The magnet features an illustration of 2 children in a country garden. The little boy, wearing short pants with red suspenders, white socks and black "baby jane" type shoes, smokes a pipe. The little girl, eating a bisquit, wears a Heidi-look dress with a pink and red skirt, black bodice and white blouse, and wears her hair up. There is a path of paved stone, a flowering shrub, wooden gate and a basket of flowers at the girls feet.
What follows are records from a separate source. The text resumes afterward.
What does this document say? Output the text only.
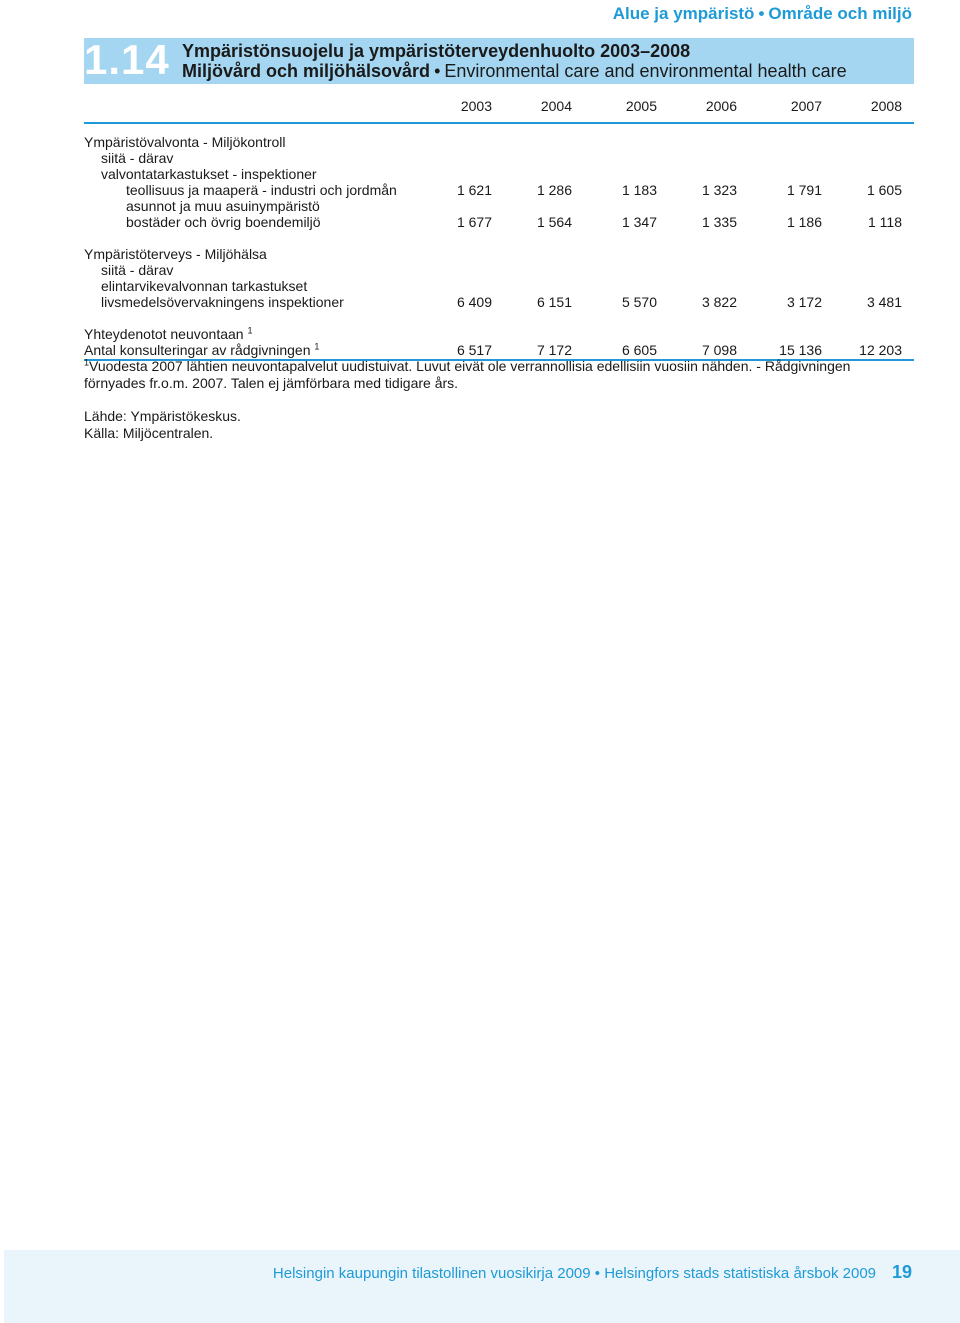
Alue ja ympäristö • Område och miljö
1.14 Ympäristönsuojelu ja ympäristöterveydenhuolto 2003–2008
Miljövård och miljöhälsovård • Environmental care and environmental health care
2003	2004	2005	2006	2007	2008
Ympäristövalvonta - Miljökontroll
siitä - därav
valvontatarkastukset - inspektioner
teollisuus ja maaperä - industri och jordmån	1 621	1 286	1 183	1 323	1 791	1 605
asunnot ja muu asuinympäristö
bostäder och övrig boendemiljö	1 677	1 564	1 347	1 335	1 186	1 118
Ympäristöterveys - Miljöhälsa
siitä - därav
elintarvikevalvonnan tarkastukset
livsmedelsövervakningens inspektioner	6 409	6 151	5 570	3 822	3 172	3 481
Yhteydenotot neuvontaan $^1$
Antal konsulteringar av rådgivningen $^1$	6 517	7 172	6 605	7 098	15 136	12 203
$^1$Vuodesta 2007 lähtien neuvontapalvelut uudistuivat. Luvut eivät ole verrannollisia edellisiin vuosiin nähden. - Rådgivningen
förnyades fr.o.m. 2007. Talen ej jämförbara med tidigare års.
Lähde: Ympäristökeskus.
Källa: Miljöcentralen.
Helsingin kaupungin tilastollinen vuosikirja 2009 • Helsingfors stads statistiska årsbok 2009 19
The Helme Tobacco company was founded as the Railroad Mills Snuff Mill in 1866 by a pair of brothers from New Jersey. After a few years, when George Washington Helme (1822-1893) purchased his brother's share, it was renamed. In the 1880s, Helme purchased land in Middlesex county between Spotswood and Jamesburg, and built 105 homes for his workers. In 1888 the community was granted status as a borough and Helme named it after his daughter, Oliva Antoinette, who was nicknamed Etta.
In the 1930s there were 400 Helme employees and the firm was one of the world's largest producers of snuff. At his death, Helme was reported as having been the second wealthiest man in New Jersey.
Over the years, some of Helme's products gained tremendous popularity, including such favorites as Silver Creek and Redwood Moist Snuff, Lancaster, Chattanooga Chew and Mail Pouch Chewing Tobacco, and Navy, Lorillard, and Railroad Mills Dry Snuff.
Today Helme is a brand owned by Swisher International. Swisher's history with tobacco dates to 1861 when a small cigar manufacturing company was acquired in payment of a debt. It went on to become one of the world's largest cigar producers, with such powerhouse brands as King Edward and Swisher Sweets.
In 1993 Swisher moved all of the Helme operation to the Wheeling plant and closed the Helme Snuff Mill complex, leaving behind 16 buildings on 32 acres, on Helmetta's Main street.
After a decade, things are happening in Helmetta, they're going into the old folks business. A plan was approved last month to turn the Helme Snuff Mill complex into an senior citizen compound with 225 homes, retail shops and a civic building. Construction on the project starts next fall and is expected to generate $1 million in property taxes.